Woodley's simply a revelation in the role and try as the script might to sometimes take her into syrupy territory, she's having none of it, bringing a realistic vulnerability and toughness to Hazel that sidesteps as many cancer patient movie cliches as it can. With each passing scene she only pulls us in further, likely winning over any cynics who thought she was possibly too old for the role or didn't have the moxy to pull it off. She deserves much more than an MTV Award. Elgort is almost equally strong and in a way he had to overcome more in being thrust into the more obviously "written" part. He not only overcomes it, but creates doubt that Woodley couldn't have done this opposite just anyone else, effectively portraying this young man who isn't as sure of himself as he'd have everyone believe. An actor playing an actor, the only thing we know for sure is that his feelings for Hazel are very real.

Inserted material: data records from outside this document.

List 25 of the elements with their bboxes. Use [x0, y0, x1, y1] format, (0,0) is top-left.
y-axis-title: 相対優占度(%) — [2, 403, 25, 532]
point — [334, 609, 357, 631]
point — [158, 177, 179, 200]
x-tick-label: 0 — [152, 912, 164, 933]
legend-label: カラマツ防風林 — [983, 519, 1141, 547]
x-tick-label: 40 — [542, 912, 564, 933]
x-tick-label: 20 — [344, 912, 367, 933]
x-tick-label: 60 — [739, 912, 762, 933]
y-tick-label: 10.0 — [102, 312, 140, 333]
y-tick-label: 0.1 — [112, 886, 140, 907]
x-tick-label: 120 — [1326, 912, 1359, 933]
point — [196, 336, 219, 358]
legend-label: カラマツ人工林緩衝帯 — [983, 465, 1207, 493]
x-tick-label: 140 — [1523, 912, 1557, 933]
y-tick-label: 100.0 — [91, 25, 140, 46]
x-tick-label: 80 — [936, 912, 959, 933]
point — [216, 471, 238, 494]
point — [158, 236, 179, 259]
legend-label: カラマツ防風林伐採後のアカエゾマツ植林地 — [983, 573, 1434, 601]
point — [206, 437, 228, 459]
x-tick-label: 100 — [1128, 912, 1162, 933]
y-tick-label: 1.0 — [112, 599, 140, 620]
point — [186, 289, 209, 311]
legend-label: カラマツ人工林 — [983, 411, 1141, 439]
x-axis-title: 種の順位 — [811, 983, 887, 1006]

It's easy to complain Laura Dern is being relegated to the mother role, but at least it's written and performed in such a way that it never feels like are noses are being rubbed in it. Walking the line between wanting Hazel to have a life and friends but aware of the precautions that need to be taken with her daughter's health, Dern makes her almost impossibly cool and normal without ignoring the emotional pain of the situation. Sam Trammell gets less time in as her dad, Michael, but he's portrayed and performed just as believably. Nat Wolff kind of feels hung out to dry as Augustus' blind best friend, more there as a wisecracking sidekick to provide comic relief amidst the gloom and doom. And it's already established that Dafoe steals the movie in his few, but monumentally pivotal scenes, bringing his trademark creepiness to the last movie you'd expect to find it in.
Indistinctly but efficiently adapted to the screen by relative newcomer Josh Boone, he may have just cashed in his directorial lottery ticket by simply not screwing this up. It's a victory that shouldn't be undersold since the number of ways a disease melodrama can go wrong are endless. Written by the duo of Scott Neustader and Michael H.Weber, this effort comes in a distant third behind their work in (500) Days of Summer and The Spectacular Now, but there's little shame in that considering those were two of the best scripts written about young love while this is somewhat handcuffed by the trappings of a super-popular YA adaptation. But remarkably, that same observational quality about relationships from those films is still very present.
The Fault in Our Stars doesn't exactly go where you'd expect, or at least in the way you'd suspect it to. But it also kind of does. And still, nothing about it really seems juvenile or cloying, even if by every right it should. With a somewhat bizarre structure and a wordless scene near the end that will have you choking back tears, it still has its faults, but even a few of those are converted to strengths thanks to some smart choices and two performers that make everything feel real. They're worth every penny the studio paid them, as it's impossible imagining a similarly successful result with different actors in the roles.